Soit la base en question étanche de toutes parts AB, pourvue d’un diaphragme Γ∆ ; qu’au diaphragme soit fixé un petit cône tronqué creux EZ, ayant son petit cercle Z ouvert sur le fond, dont il est distant de manière à permettre juste à l’eau de passer. A ce cône tronqué on en ajustera soigneusement un autre Θ, relié par une petite chaîne passant à travers un trou à la pomme K posée sur la base. Héraklès tiendra un petit arc en corne, dont la corde est tendue et à la distance convenable de sa main droite. A l’intérieur de cette main droite, en face du dragon, soit une main semblable en tout point à la main extérieure, excepté qu’elle doit être petite et pourvue d’une détente. De l’extrémité de cette détente part une petite chaîne ou une corde qui, traversant la base, va à une poulie reposant sur le diaphragme, et encore à la petite chaîne reliée au cône et à la pomme.

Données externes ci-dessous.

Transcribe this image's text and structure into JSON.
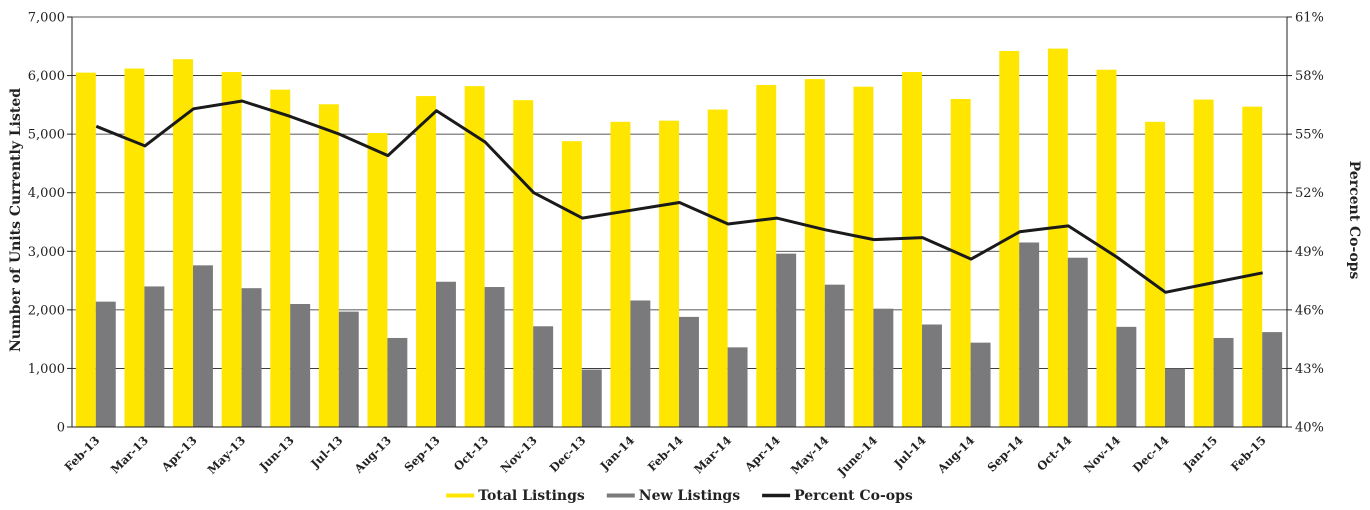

Ainsi donc, bandons l’arc et, en plçant la corde dans la main, fermons la détente, de sorte que la corde soit tendue et que la pomme soit tirée vers le bas. La corde doit passer dans le corps et dans le bras à l’intérieur de l’Héraklès. On fera monter du diaphragme au-dessus de la base un petit tube, de ceux dont on se sert pour siffler ; que ce tube soit sous le petit arbre ou près de ce petit arbre. On remplira d’eau le vase A∆. Et soit le petit arbre ΛM, le petit arc NΞ, la corde OΠ, la main qui reçoit PΣ, la détente TΥ, la corde ΦX, la poulie autour de laquelle vient la corde, X, et le sifflet ΨΩ. Si donc on soulève la pomme K, on soulèvera en même temps le cône Θ, on tendra la corde ΥΦX, et on lâchera la main, de sorte que la flèche partira. Et l’eau du vase A∆, entraînée dans le compartiment BΛ, chassera par le tuyau l’air contenu dans le compartiment et produira un sifflement. Si l’on repose la pomme, le cône, en venant s’adapter à l’autre, fermera l’écoulement, de sorte que le sifflement cessera. Disposons donc à nouveau la flèche et ce qui va avec elle, et laissons. Quand le vase ΛB sera rempli, on le videra grâce à un goulot muni d’un petit robinet ; et nous remplirons de nouveau A∆ comme précédemment.